IV
VOX POPULI
—
Qui
voulez-vous pour roi ?
Cette terrible apostrophe, dont va dépendre
l’avenir d’une nation, Monseigneur Adam Orleton la lance, le 12
janvier 1327, à travers le grand hall de Westminster, et les mots
s’en répercutent là-haut, contre les nervures des voûtes.
—
Qui voulez-vous pour roi ?
Le Parlement d’Angleterre, depuis six
jours, siège, s’ajourne, siège à nouveau, et Adam Orleton,
faisant office de chancelier, dirige les débats. Dans sa première
séance, l’autre semaine, le Parlement a assigné le roi à
comparaître devant lui. Adam Orleton et John de Stratford, évêque
de Winchester, sont allés à Kenilworth présenter à Édouard II
cette assignation. Et le roi Édouard a refusé. Il a refusé de
venir rendre compte de ses actes aux Lords, aux évêques, aux
députés des villes et des comtés.
Orleton a fait connaître à
l’assemblée cette réponse inspirée, on ne sait, par la peur ou
bien le mépris. Mais Orleton a la conviction profonde, et qu’il
vient d’exprimer au Parlement, que si l’on obligeait la reine à
se réconcilier avec son époux, on la vouerait à une mort certaine.
À présent donc, la grande question est posée ; Monseigneur Orleton
conclut son discours en conseillant au Parlement de se séparer
jusqu’au lendemain afin que chacun pèse son choix en conscience et
dans le silence de la nuit. Demain l’assemblée dira si elle
souhaite qu’Édouard II Plantagenet conserve la couronne, ou bien
que celle-ci soit remise à l’héritier, Édouard, duc d’Aquitaine.
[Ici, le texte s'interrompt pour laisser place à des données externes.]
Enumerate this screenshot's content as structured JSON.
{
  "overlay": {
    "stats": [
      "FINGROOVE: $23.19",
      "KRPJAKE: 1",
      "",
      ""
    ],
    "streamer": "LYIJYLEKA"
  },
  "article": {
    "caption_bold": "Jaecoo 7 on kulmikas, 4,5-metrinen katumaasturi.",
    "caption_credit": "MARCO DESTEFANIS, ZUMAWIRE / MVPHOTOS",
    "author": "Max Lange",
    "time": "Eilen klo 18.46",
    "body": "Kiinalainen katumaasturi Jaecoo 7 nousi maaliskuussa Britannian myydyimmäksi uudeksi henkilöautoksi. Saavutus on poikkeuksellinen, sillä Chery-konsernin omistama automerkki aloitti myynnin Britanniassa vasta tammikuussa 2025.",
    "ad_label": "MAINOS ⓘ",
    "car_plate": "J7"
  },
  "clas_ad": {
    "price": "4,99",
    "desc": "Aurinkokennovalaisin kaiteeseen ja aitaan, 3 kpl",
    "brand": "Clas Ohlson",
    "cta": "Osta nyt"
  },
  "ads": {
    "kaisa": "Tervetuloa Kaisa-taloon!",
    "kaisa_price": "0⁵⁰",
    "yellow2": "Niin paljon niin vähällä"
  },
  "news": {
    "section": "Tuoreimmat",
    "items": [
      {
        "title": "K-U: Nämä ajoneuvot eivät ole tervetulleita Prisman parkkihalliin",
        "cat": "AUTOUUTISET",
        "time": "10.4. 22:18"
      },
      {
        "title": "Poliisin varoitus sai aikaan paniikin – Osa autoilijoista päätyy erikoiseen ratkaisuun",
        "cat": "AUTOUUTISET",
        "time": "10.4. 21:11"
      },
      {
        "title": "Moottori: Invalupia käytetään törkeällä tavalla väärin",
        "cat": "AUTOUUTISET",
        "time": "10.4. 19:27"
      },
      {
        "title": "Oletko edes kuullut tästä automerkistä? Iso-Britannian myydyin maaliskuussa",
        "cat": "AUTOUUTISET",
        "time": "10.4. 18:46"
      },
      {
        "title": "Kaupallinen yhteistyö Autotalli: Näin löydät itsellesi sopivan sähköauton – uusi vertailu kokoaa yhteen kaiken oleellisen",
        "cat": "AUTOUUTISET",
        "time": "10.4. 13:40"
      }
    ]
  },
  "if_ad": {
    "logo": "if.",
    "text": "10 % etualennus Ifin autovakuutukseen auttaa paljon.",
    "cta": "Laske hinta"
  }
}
Beau silence pour les consciences que le vacarme qui se fait dans
Londres cette nuit-là !
Les hôtels des seigneurs, les abbayes, les
demeures des grands marchands, les auberges vont retentir jusqu’au
petit jour du bruit de discussions passionnées. Tous ces barons,
évêques, chevaliers, squires et représentants des bourgs choisis
par les shérifs ne sont, en droit, membres du Parlement que sur la
désignation du roi, et leur rôle, en principe, devrait n’être
que consultatif. Mais voici que le souverain est défaillant,
incapable ; il est un fugitif rattrapé hors de son royaume ; et ce
n’est pas le roi qui a convoqué le Parlement, mais le Parlement
qui a voulu convoquer son roi, sans que ce dernier ait daigné
s’exécuter. Le suprême pouvoir se trouve donc réparti pour un
moment, pour une nuit, entre tous ces hommes de régions diverses,
d’origines disparates, de fortunes inégales.
« Qui voulez-vous
pour roi ? » Tous réellement se posent la question, et même ceux
qui ont souhaité le plus haut la prompte fin d’Édouard II, qui
ont crié, à chaque scandale, à chaque impôt nouveau ou chaque
guerre perdue : « Qu’il crève, et que Dieu nous en délivre ! »
Car Dieu n’a plus à intervenir ; tout repose sur eux-mêmes, et
ils prennent soudain conscience de l’importance de leur volonté.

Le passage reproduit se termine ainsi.